Caetano Veloso considera-o a base intelectual e a “grande herança” para a Tropicália.
Viveiros de Castro, um dos mais renomados antropólogos vivos, encara o icónico Manifesto de Oswald de Andrade não apenas como “uma peça literária modernista, mas uma profunda reflexão decolonial e filosófica”, que antecipa conceitos importantes da etnologia ameríndia.
O Manifesto Antropófago foi o mais feroz e criativo grito estético do movimento modernista no Brasil e o seu conceito de antropofagia constitui ainda hoje uma chave anticolonial de autodeterminação cultural.
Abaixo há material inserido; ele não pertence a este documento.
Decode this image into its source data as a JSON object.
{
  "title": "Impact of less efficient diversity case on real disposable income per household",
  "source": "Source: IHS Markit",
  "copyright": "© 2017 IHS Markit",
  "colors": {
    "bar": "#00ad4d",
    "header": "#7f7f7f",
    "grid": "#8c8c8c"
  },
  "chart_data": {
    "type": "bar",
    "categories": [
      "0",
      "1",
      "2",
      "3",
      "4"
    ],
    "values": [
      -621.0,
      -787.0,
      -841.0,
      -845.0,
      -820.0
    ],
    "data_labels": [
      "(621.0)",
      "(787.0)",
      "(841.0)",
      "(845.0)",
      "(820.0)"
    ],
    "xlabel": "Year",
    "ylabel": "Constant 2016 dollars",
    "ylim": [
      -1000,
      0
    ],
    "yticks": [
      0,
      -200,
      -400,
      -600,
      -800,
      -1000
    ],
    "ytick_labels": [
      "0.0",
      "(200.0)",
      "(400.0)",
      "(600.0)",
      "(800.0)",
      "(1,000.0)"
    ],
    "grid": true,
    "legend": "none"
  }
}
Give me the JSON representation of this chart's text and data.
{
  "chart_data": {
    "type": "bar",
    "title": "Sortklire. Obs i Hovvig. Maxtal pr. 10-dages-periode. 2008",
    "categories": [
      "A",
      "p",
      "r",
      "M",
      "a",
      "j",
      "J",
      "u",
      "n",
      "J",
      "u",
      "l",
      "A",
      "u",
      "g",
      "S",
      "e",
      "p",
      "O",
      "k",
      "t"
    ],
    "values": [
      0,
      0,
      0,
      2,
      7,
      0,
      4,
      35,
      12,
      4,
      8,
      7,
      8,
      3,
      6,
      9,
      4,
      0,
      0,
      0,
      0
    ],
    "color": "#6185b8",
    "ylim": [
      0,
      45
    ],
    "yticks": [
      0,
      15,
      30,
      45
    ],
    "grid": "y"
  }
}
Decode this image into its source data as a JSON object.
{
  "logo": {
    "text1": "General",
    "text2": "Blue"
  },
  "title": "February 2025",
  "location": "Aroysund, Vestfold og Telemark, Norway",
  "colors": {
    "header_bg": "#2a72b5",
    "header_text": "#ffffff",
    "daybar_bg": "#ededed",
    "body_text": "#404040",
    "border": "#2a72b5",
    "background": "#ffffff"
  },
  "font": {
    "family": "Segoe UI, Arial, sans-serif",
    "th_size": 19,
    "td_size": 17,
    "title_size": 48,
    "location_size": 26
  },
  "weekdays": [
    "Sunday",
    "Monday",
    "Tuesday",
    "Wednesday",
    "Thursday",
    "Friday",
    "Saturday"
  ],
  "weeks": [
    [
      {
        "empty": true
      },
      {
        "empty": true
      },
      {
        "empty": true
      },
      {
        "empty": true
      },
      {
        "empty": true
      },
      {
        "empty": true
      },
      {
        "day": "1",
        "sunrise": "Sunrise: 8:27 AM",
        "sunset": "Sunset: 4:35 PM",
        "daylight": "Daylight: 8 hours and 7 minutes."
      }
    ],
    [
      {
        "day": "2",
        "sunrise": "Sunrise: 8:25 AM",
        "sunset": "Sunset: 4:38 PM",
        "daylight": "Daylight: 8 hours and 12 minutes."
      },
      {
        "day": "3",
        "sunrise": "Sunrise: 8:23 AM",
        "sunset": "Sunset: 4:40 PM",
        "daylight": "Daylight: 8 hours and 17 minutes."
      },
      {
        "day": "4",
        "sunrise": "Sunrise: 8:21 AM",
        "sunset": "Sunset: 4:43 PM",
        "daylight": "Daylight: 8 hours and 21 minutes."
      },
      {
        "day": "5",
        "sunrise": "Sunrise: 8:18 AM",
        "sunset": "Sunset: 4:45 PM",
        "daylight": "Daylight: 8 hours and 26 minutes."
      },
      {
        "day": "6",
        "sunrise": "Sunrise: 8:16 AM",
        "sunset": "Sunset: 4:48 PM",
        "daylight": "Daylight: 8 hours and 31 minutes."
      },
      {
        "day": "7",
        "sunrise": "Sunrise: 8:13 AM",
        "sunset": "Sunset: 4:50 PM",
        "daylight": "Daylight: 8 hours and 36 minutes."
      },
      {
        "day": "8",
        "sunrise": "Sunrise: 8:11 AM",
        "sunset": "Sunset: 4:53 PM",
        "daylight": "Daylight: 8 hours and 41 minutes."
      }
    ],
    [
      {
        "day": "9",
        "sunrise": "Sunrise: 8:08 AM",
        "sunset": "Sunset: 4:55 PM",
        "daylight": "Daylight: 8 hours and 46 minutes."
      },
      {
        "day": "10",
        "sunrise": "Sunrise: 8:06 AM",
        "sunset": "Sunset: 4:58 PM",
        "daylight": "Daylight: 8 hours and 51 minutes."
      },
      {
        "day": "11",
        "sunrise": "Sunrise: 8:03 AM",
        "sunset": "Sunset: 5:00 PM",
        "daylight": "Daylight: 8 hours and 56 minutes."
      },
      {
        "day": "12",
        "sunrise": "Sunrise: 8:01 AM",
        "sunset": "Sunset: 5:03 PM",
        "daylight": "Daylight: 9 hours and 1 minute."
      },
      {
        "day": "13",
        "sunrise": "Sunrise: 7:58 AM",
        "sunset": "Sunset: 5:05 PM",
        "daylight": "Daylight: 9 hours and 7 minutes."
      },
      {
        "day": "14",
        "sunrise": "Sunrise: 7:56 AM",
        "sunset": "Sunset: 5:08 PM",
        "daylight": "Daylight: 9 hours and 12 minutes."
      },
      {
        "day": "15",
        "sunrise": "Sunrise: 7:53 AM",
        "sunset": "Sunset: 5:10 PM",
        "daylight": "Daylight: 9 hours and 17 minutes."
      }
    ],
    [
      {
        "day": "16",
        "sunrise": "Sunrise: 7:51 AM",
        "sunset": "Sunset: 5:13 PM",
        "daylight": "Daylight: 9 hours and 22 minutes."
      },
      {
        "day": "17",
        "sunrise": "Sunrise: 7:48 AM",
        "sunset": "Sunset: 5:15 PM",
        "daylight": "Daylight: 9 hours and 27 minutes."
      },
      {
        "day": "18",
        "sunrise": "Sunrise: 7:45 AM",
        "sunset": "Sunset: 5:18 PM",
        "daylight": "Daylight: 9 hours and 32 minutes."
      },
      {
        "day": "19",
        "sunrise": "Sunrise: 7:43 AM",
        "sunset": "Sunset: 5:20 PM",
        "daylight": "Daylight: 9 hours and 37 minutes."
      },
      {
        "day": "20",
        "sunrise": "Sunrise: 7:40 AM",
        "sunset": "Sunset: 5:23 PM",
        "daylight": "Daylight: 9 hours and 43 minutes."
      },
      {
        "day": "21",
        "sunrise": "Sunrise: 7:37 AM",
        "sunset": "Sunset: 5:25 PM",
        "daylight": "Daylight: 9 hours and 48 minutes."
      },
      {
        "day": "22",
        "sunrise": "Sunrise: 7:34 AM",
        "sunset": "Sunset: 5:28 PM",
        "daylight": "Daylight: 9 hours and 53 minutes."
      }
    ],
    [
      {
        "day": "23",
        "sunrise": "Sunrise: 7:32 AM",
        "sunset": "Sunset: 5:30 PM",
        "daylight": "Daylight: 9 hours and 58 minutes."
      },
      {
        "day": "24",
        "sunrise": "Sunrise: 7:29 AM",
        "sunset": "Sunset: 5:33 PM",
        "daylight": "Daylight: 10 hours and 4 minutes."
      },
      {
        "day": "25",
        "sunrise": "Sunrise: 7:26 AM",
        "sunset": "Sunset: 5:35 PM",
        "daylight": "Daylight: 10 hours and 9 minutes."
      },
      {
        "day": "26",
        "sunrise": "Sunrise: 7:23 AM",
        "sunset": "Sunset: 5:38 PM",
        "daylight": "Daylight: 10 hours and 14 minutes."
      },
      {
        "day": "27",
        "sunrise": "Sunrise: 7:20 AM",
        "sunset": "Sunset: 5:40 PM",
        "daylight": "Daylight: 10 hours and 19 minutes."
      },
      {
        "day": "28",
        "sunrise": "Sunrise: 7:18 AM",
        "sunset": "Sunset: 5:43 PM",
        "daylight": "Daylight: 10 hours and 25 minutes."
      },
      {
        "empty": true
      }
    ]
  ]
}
A partir do Manifesto da Poesia Pau-Brasil deixou de haver mais espaço para uma literatura com linguagem erudita, balofa e barroca. Oswald fundou um novo idioma, uma identidade singular e subversiva dos códigos estéticos, literários e culturais. O conceito do literário modificou-se de maneira violenta a partir da Semana de Arte Moderna, mas é principalmente a partir do Manifesto Pau-Brasil que a literatura moderna brasileira sofre o seu maior abalo e referente vanguardista.